Mich lui jette un regard sombre mais ne relève pas le commentaire. Il n'a pas le choix de se fier à son ami. Ce site était la seule alternative... c'était là ou sur une plage environnante, à la vue de tous, la plus proche étant à plus de cinq kilomètres de marche.

Après le tunnel, ils débouchent sur une mince grève de cailloux usés par les flots. Les vagues qui l'envahissent et se retirent, en un mouvement continuel, font rouler la multitude de petites roches et coquillages, dans un bruit régulier de dents qui claquent. La marée est haute et les oiseaux de mer se disputent dans le ciel quelques poissons alors que de petits chevaliers, nerveux et toujours affairés, vont et viennent, avec leurs minces et longues pattes jaunes, dans le flux incessant des vagues, à la recherche d'une quelconque pitance apportée de la mer.

— Et si quelqu'un venait à refaire le chemin inverse ? demande Mark en sortant le dernier du passage.

— Peu de personnes viennent ici, répond Adan. L'endroit a mauvaise réputation auprès des gens du coin. La mer est agitée, il y a trop de rochers pour naviguer. Seuls ceux qui s'y connaissent peuvent l'aborder ici.

— Rassurant pour nous qui devons y prendre la mer, laisse tomber Alva.

Elle dépose son sac le long d'une paroi rocheuse et se glisse au sol pour s'y assoir et reprendre ses esprits après l'aventure de la Villa. Jessie et Naisha l'imitent. Les trois hommes restent debout. Mich et Mark rengaine leurs armes à leur ceinture, sous les gros yeux d'Alva qui s'empresse de remettre son sabre à Mich.

— Vous avez des permis pour tout ça ? demande Jessie.

— On va dire, répond laconiquement Mark.

Jess pousse un soupir. Pendant ce temps, Broot explore les environs, tentant de trouver un coquillage ou une pierre intéressante. Adan reste ébahi par son calme et sa naïveté vu les circonstances.

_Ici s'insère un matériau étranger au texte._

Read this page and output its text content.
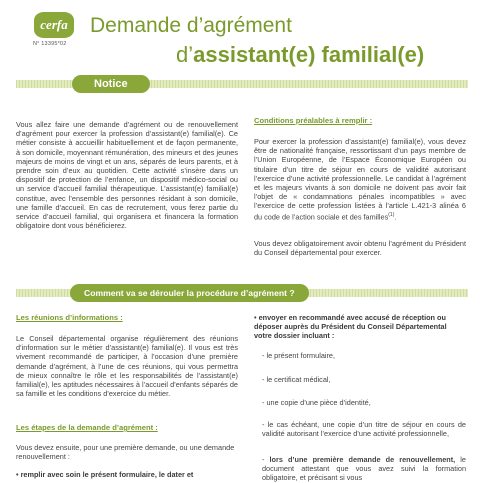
cerfa
N° 13395*02
Demande d’agrément
d’assistant(e) familial(e)
Notice
Vous allez faire une demande d’agrément ou de renouvellement d’agrément pour exercer la profession d’assistant(e) familial(e). Ce métier consiste à accueillir habituellement et de façon permanente, à son domicile, moyennant rémunération, des mineurs et des jeunes majeurs de moins de vingt et un ans, séparés de leurs parents, et à prendre soin d’eux au quotidien. Cette activité s’insère dans un dispositif de protection de l’enfance, un dispositif médico-social ou un service d’accueil familial thérapeutique. L’assistant(e) familial(e) constitue, avec l’ensemble des personnes résidant à son domicile, une famille d’accueil. En cas de recrutement, vous ferez partie du service d’accueil familial, qui organisera et financera la formation obligatoire dont vous bénéficierez.
Conditions préalables à remplir :
Pour exercer la profession d’assistant(e) familial(e), vous devez être de nationalité française, ressortissant d’un pays membre de l’Union Européenne, de l’Espace Économique Européen ou titulaire d’un titre de séjour en cours de validité autorisant l’exercice d’une activité professionnelle. Le candidat à l’agrément et les majeurs vivants à son domicile ne doivent pas avoir fait l’objet de « condamnations pénales incompatibles » avec l’exercice de cette profession listées à l’article L.421-3 alinéa 6 du code de l’action sociale et des familles$^{(1)}$.
Vous devez obligatoirement avoir obtenu l’agrément du Président du Conseil départemental pour exercer.
Comment va se dérouler la procédure d’agrément ?
Les réunions d’informations :
Le Conseil départemental organise régulièrement des réunions d’information sur le métier d’assistant(e) familial(e). Il vous est très vivement recommandé de participer, à l’occasion d’une première demande d’agrément, à l’une de ces réunions, qui vous permettra de mieux connaître le rôle et les responsabilités de l’assistant(e) familial(e), les aptitudes nécessaires à l’accueil d’enfants séparés de sa famille et les conditions d’exercice du métier.
Les étapes de la demande d’agrément :
Vous devez ensuite, pour une première demande, ou une demande renouvellement :
• remplir avec soin le présent formulaire, le dater et
• envoyer en recommandé avec accusé de réception ou déposer auprès du Président du Conseil Départemental votre dossier incluant :
- le présent formulaire,
- le certificat médical,
- une copie d’une pièce d’identité,
- le cas échéant, une copie d’un titre de séjour en cours de validité autorisant l’exercice d’une activité professionnelle,
- lors d’une première demande de renouvellement, le document attestant que vous avez suivi la formation obligatoire, et précisant si vous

— Mais Adan : ceux qui connaissent les lieux peuvent venir ? questionne Mich en lançant un œil vers l'entrée du défilé, qui se perd dans la paroi derrière eux.

— Oui, mais je te l'ai dit, l'Anse de l'épave a mauvaise réputation.

— À ce point ?

— C'est juste une superstition, déclare le journaliste.

— Je ne suis pas superstitieux !

— Ce qu'Adan ne veut pas vous dire, répond Jessie avec un sourire, c'est que l'endroit est réputé pour être hanté. Voilà !

— Hanté, rien que ça ? Et tu crois qu'on va gober cela ?

— Écoute Mark, murmure plus bas Adan. Je les ai vu, d'accord ?  Des lumières vertes au dessus de l'eau, par delà l'herbier sur le haut fond, rajoute-t-il en pointant le large.  On dit que ce sont les esprits de l'avion qui s'est crashée durant la seconde Guerre.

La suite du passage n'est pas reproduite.